Uma São Paulo ausente

Uma São Paulo Ausente 30/04/2020

Letícia Genesini

No momento em que escrevo, completo 40 dias em casa. A dissonância do termo com o tamanho das incertezas mostra ainda mais que essa palavra apenas empresta um pouco de sentido ao que vivemos. Além das inconfessáveis saudades de nossas pessoas e da nossa rotina, há uma saudade terceira. Menos doída, mas mais insólita: a saudade de São Paulo.

São Paulo é onde estou. É, para todos os efeitos, para onde apontam os meus aplicativos de geolocalização e o CEP que coloco em pedidos. Estou aqui, mas a cidade está um pouco ausente.

Acontece que São Paulo não é o que se vê da janela, como o Rio que se faz presente no mar, na Baía, nos arcos. Ela não é uma paisagem que se pode contemplar. Aqui, a natureza serviu apenas de tela à cidade construída. A ladeira da Ministro que desafia os motoristas e o fôlego, a colina da Avenida Paulista, os vales das esquinas do centro. Antes, disse Gilles Lapouge, em seu “Dicionário dos Apaixonados pelo Brasil”: “O Rio simplesmente se pôs em cenário, ao passo que São Paulo foi obrigada a nascer. Sua existência precedeu sua essência”.

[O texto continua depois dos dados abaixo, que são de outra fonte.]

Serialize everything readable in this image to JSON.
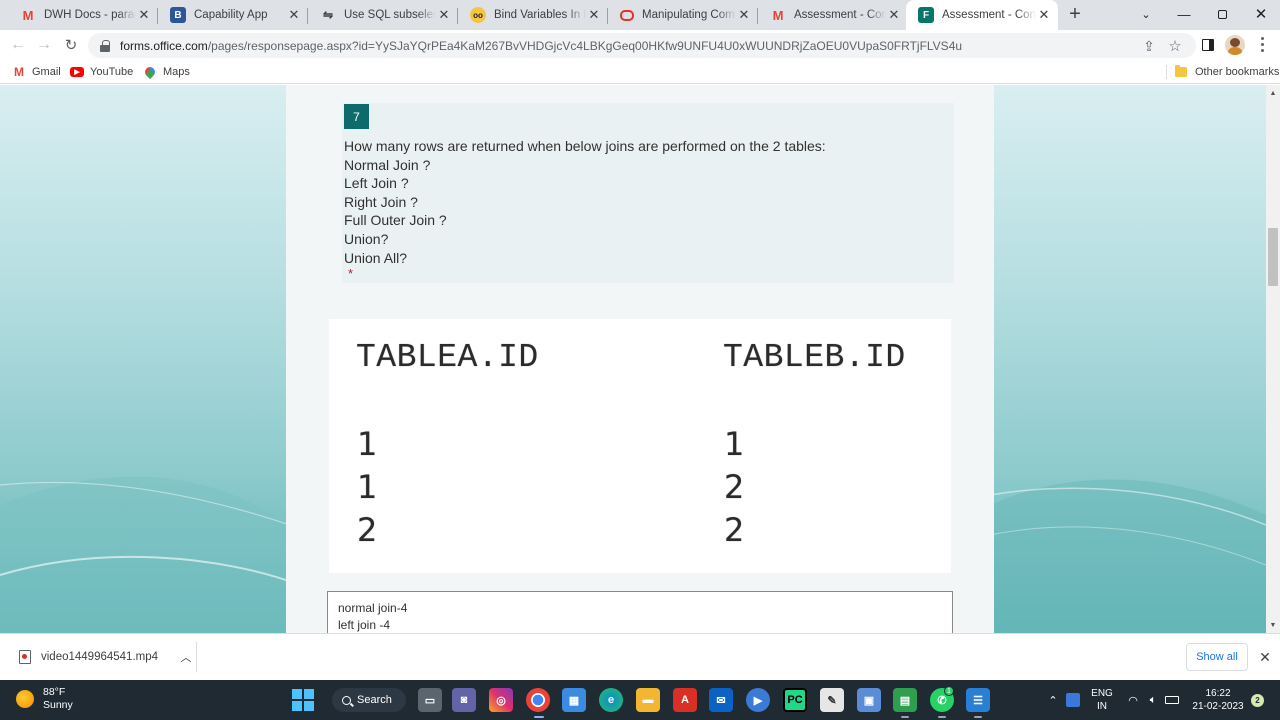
{
  "browser": {
    "tabs": [
      {
        "title": "DWH Docs - paradhan",
        "favicon": "gmail-icon",
        "active": false
      },
      {
        "title": "Capability App",
        "favicon": "app-icon",
        "active": false
      },
      {
        "title": "Use SQL subselects to",
        "favicon": "sql-icon",
        "active": false
      },
      {
        "title": "Bind Variables In PL/SQL",
        "favicon": "glasses-icon",
        "active": false
      },
      {
        "title": "Manipulating Comma",
        "favicon": "oracle-icon",
        "active": false
      },
      {
        "title": "Assessment - Concern",
        "favicon": "gmail-icon",
        "active": false
      },
      {
        "title": "Assessment - Concern",
        "favicon": "forms-icon",
        "active": true
      }
    ],
    "url_host": "forms.office.com",
    "url_path": "/pages/responsepage.aspx?id=YySJaYQrPEa4KaM267BvVHDGjcVc4LBKgGeq00HKfw9UNFU4U0xWUUNDRjZaOEU0VUpaS0FRTjFLVS4u",
    "bookmarks": [
      {
        "label": "Gmail",
        "icon": "gmail-icon"
      },
      {
        "label": "YouTube",
        "icon": "youtube-icon"
      },
      {
        "label": "Maps",
        "icon": "maps-pin-icon"
      }
    ],
    "other_bookmarks": "Other bookmarks"
  },
  "question": {
    "number": "7",
    "lines": [
      "How many rows are returned when below joins are performed on the 2 tables:",
      "Normal Join ?",
      "Left Join ?",
      "Right Join ?",
      "Full Outer Join ?",
      "Union?",
      "Union All?"
    ],
    "required_mark": "*",
    "image": {
      "col_a_header": "TABLEA.ID",
      "col_b_header": "TABLEB.ID",
      "col_a": [
        "1",
        "1",
        "2"
      ],
      "col_b": [
        "1",
        "2",
        "2"
      ]
    },
    "answer_lines": [
      "normal join-4",
      "left join -4"
    ]
  },
  "downloads": {
    "filename": "video1449964541.mp4",
    "show_all": "Show all"
  },
  "taskbar": {
    "temperature": "88°F",
    "condition": "Sunny",
    "search_label": "Search",
    "lang_line1": "ENG",
    "lang_line2": "IN",
    "time": "16:22",
    "date": "21-02-2023",
    "notification_count": "2",
    "whatsapp_badge": "1"
  },
  "colors": {
    "accent": "#0e6b6b",
    "required": "#a4262c",
    "link": "#1a73e8",
    "taskbar": "#1f2a33"
  }
}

Até mesmo sua arquitetura, nesse isolamento, são apenas linhas, como croquis. O vão do MASP só ganha sentido quando alguém caminha embaixo, as curvas do Copan precisam da vida que circula entre o comércio e os apartamentos, o palco de esculturas do MUBE pede que alguém o atravesse. Precisa Paulo Mendes da Rocha: “Arquitetura somos nós. O objeto da arquitetura é amparar a imprevisibilidade da vida e não determinar como as coisas são”.

São Paulo é a cidade inventada. Não tendo a orla e o calçadão para se fixar na terra, sua topografia é feita de espaços imaginários. Desafia até a História. O Ipiranga que não possui rio, tampouco margens; o mirante escondido em evidência; o elevado que reescreve os traumas.

Quem olha para São Paulo e vê com desdém apenas o trabalho e a pressa, não entende a urgência, de quem, aquém de qualquer essência, é construída a todo momento. É fria, dizem, mas como haver uma cidade mais humana, do que essa que precisa do outro para saber que, sim, existe?

Se Chico Buarque consegue cantar os Dois Irmãos, o morro lá estaria mesmo sem seu poeta. Quando aqui, foi preciso que Caetano cantasse a esquina da Avenida Ipiranga com a São João para ela ganhar vida. Sem o homem, nada seria.

Essa cidade do estranho encontro, aguarda nosso reencontro. Enquanto São Paulo, bem em frente da janela, está ao longe, nós paulistanos damos a ela um pouco mais de concreto, inventando formas frustradas de matar as saudades — como escrever essas palavras.